Of the total capital expenditure of RO 70 million, RO 25 million is raised by way of equity capital, RO 40 million commercial loan and RO 5 million soft loan. Of the equity capital, RO 15 million (60 per cent) is held by the Zubair Corporation, while the Omani government has RO 10 million (40 per cent) stake in the resort project, said Ziyad M al Zubair, who represents the Zubair Corporation in the resort company.
Of the $105 million loan, $32.5 million is offered by Gulf International Bank, $20 million by HSBC, $17.5 million by BankMuscat, $17.5 million by Bank Dhofar and $17.5 million by Arab Bank, Bahrain. The lending rate of the loan, which will be repaid over a period of 8 years starting from December 2007, is one per cent more than the six-monthly average of London Inter-Bank Offer Rate (Libor).
The managerial expertise came from the Hong Kong-based world leader in hospitality - Shangri La Hotels & Resorts, which manages 46 hotels and resorts worldwide.
Rashad bin Mohammed al Zubair, Vice Chairman and Group President of the Zubair Corporation, said that it is the Sultanate’s first ambitious joint venture tourism project to date.

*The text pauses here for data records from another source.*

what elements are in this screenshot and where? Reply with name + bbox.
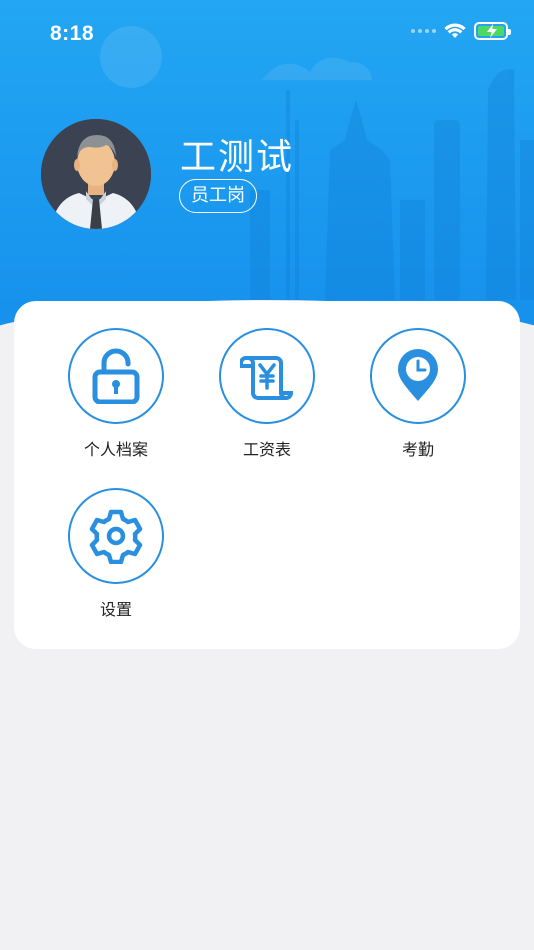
- user-name: 工测试: [180, 137, 295, 178]
- menu-label: 考勤: [401, 440, 434, 459]
- wifi-icon: [444, 23, 466, 38]
- battery-charging-icon: [474, 22, 511, 40]
- menu-item-personal-file[interactable]: 个人档案: [40, 328, 192, 460]
- menu-label: 设置: [99, 600, 132, 619]
- menu-label: 工资表: [242, 440, 291, 459]
- menu-icon-circle: [219, 328, 315, 424]
- gear-icon: [89, 509, 143, 564]
- status-time: 8:18: [50, 22, 95, 45]
- menu-label: 个人档案: [83, 440, 148, 459]
- menu-icon-circle: [68, 328, 164, 424]
- lock-icon: [92, 348, 140, 404]
- salary-scroll-icon: [240, 356, 294, 400]
- avatar[interactable]: [41, 119, 151, 229]
- menu-item-attendance[interactable]: 考勤: [342, 328, 494, 460]
- role-badge: 员工岗: [179, 179, 257, 213]
- menu-icon-circle: [370, 328, 466, 424]
- user-portrait-icon: [41, 119, 151, 229]
- menu-icon-circle: [68, 488, 164, 584]
- menu-item-settings[interactable]: 设置: [40, 488, 192, 620]
- menu-card: 个人档案 工资表 考勤 设置: [14, 301, 520, 649]
- status-bar: 8:18: [0, 0, 534, 70]
- signal-dots-icon: [411, 29, 436, 33]
- menu-item-salary[interactable]: 工资表: [191, 328, 343, 460]
- status-icons: [411, 22, 511, 40]
- location-clock-icon: [398, 349, 438, 401]
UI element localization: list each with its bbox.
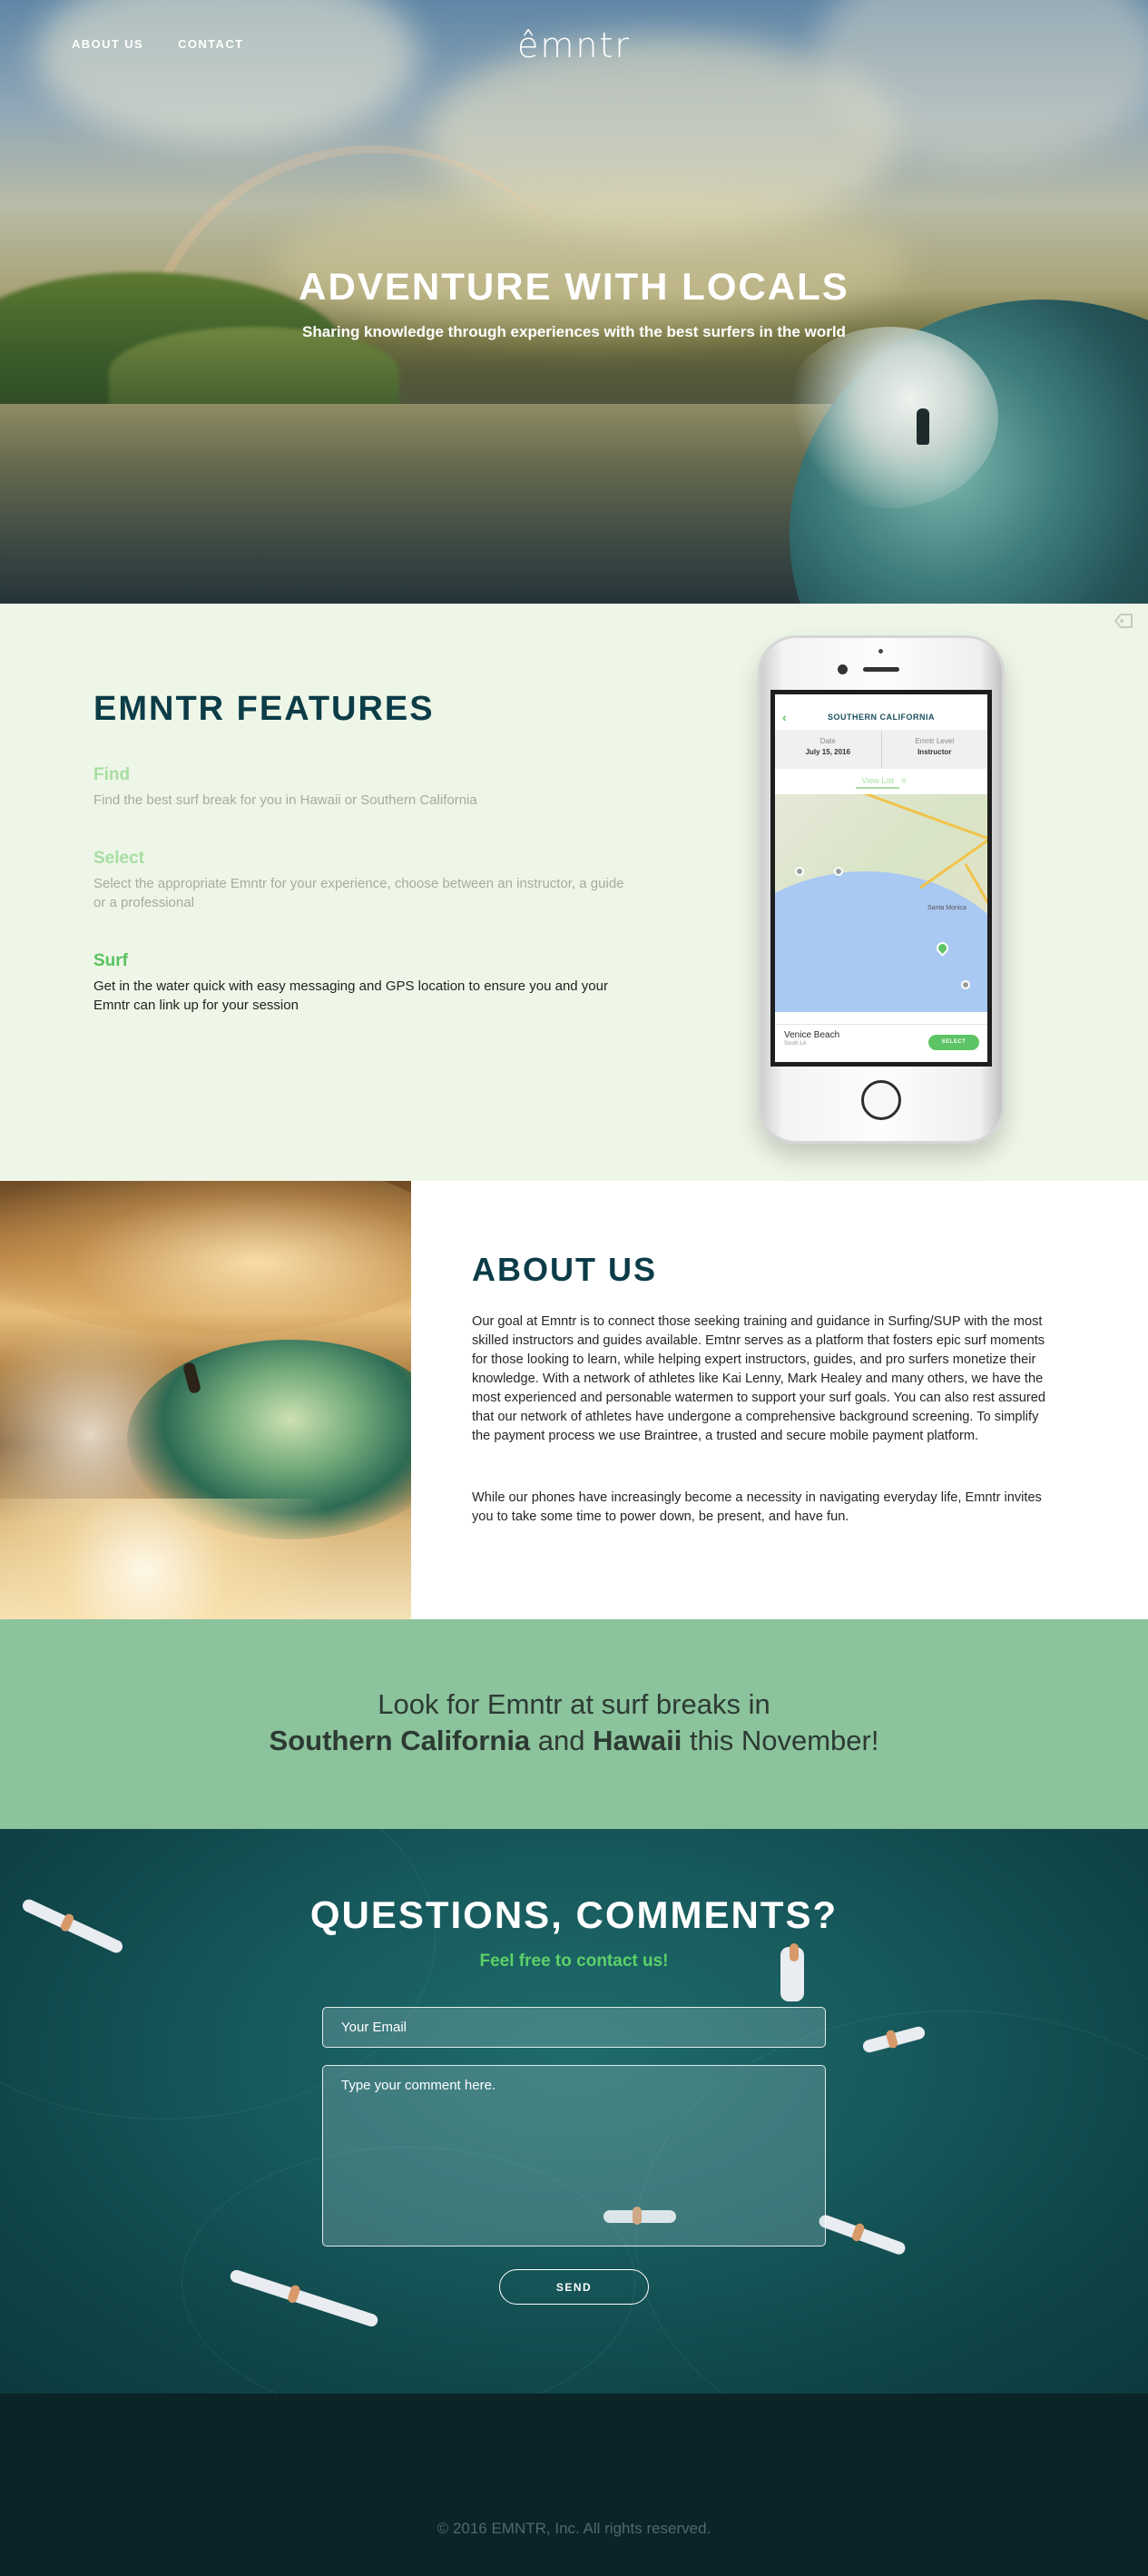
site-logo[interactable]: êmntr [0,25,1148,65]
phone-mockup: ‹ SOUTHERN CALIFORNIA Date July 15, 2016… [758,635,1005,1144]
banner-suffix: this November! [682,1725,879,1756]
about-paragraph: While our phones have increasingly becom… [472,1490,1042,1524]
hero-section: ABOUT US CONTACT êmntr ADVENTURE WITH LO… [0,0,1148,604]
app-date-cell: Date July 15, 2016 [775,731,881,769]
chevron-left-icon: ‹ [782,709,788,724]
banner-line: Southern California and Hawaii this Nove… [0,1725,1148,1757]
about-title: ABOUT US [472,1251,657,1288]
phone-camera [838,664,848,674]
hero-surfer [917,408,929,445]
app-info-bar: Date July 15, 2016 Emntr Level Instructo… [775,731,987,769]
feature-find: Find Find the best surf break for you in… [93,765,638,810]
contact-title: QUESTIONS, COMMENTS? [309,1893,839,1936]
feature-select: Select Select the appropriate Emntr for … [93,849,638,912]
app-level-label: Emntr Level [915,737,955,745]
feature-description: Find the best surf break for you in Hawa… [93,792,477,808]
features-title: EMNTR FEATURES [93,690,435,728]
contact-subtitle: Feel free to contact us! [479,1952,669,1971]
email-field[interactable] [322,2007,826,2048]
feature-surf: Surf Get in the water quick with easy me… [93,951,638,1015]
hero-subtitle: Sharing knowledge through experiences wi… [302,323,846,340]
map-ocean [775,871,987,1012]
map-road [851,794,987,841]
phone-sensor [878,649,883,654]
map-road [919,829,987,890]
hero-cloud [36,0,417,145]
phone-home-button [861,1080,901,1120]
app-header: ‹ SOUTHERN CALIFORNIA [775,703,987,731]
phone-status-bar [775,694,987,703]
page: ABOUT US CONTACT êmntr ADVENTURE WITH LO… [0,0,1148,2576]
about-sparkle [0,1499,411,1619]
phone-speaker [863,667,899,672]
banner-line: Look for Emntr at surf breaks in [378,1688,770,1720]
list-icon: ≡ [901,776,907,785]
feature-name: Select [93,849,144,868]
app-location-footer: Venice Beach South LA SELECT [775,1024,987,1062]
hero-title: ADVENTURE WITH LOCALS [299,265,849,308]
map-pin [961,980,970,989]
phone-screen: ‹ SOUTHERN CALIFORNIA Date July 15, 2016… [770,690,992,1067]
feature-name: Find [93,765,131,784]
announcement-banner: Look for Emntr at surf breaks in Souther… [0,1619,1148,1829]
app-select-button: SELECT [928,1035,979,1050]
map-label: Santa Monica [927,905,966,911]
app-date-label: Date [819,737,836,745]
app-view-list-label: View List [856,776,900,789]
feature-description: Get in the water quick with easy messagi… [93,978,608,1013]
map-pin [834,867,843,876]
about-sky [0,1181,411,1335]
banner-joiner: and [530,1725,594,1756]
comment-field[interactable] [322,2065,826,2247]
app-view-list: View List ≡ [775,769,987,794]
about-paragraph: Our goal at Emntr is to connect those se… [472,1314,1045,1443]
footer-copyright: © 2016 EMNTR, Inc. All rights reserved. [437,2520,711,2537]
map-pin [795,867,804,876]
app-header-title: SOUTHERN CALIFORNIA [828,712,935,722]
hero-wave-lip [780,327,998,508]
app-level-value: Instructor [917,748,952,756]
banner-place: Southern California [269,1725,531,1756]
tag-icon[interactable] [1114,613,1133,629]
contact-section: QUESTIONS, COMMENTS? Feel free to contac… [0,1829,1148,2394]
app-map: Santa Monica [775,794,987,1012]
feature-description: Select the appropriate Emntr for your ex… [93,876,624,910]
app-date-value: July 15, 2016 [805,748,850,756]
send-button[interactable]: SEND [499,2269,649,2305]
app-level-cell: Emntr Level Instructor [880,731,988,769]
banner-place: Hawaii [593,1725,682,1756]
footer: © 2016 EMNTR, Inc. All rights reserved. [0,2394,1148,2576]
about-section: ABOUT US Our goal at Emntr is to connect… [0,1181,1148,1619]
about-image [0,1181,411,1619]
feature-name: Surf [93,951,128,970]
features-section: EMNTR FEATURES Find Find the best surf b… [0,604,1148,1181]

It will open doors for guests by the end of the year.
According to Oman Observer, Desmond Hatton, General Manager of Barr al Jissah Resort Company, said that the anticipated room tariff per day would be RO 70 for Al Waha five star family hotel, RO 90 for Al Bandar five-star business class hotel and RO 135 for the six star Al Husn hotel.
Further, there will be a full-fledged Spa and health club, Omani heritage village, a range of 19 food and beverage outlets, ballroom and meeting facilities and ample swimming pools with a man-made lazy river.
It is built on 450,000 square metre of beachfront property, most of which has been utilised for the existing development and the designed areas assigned for future development. The promoters expect 60 per cent room occupancy in the first year of operation and the company will achieve break-even in the second year.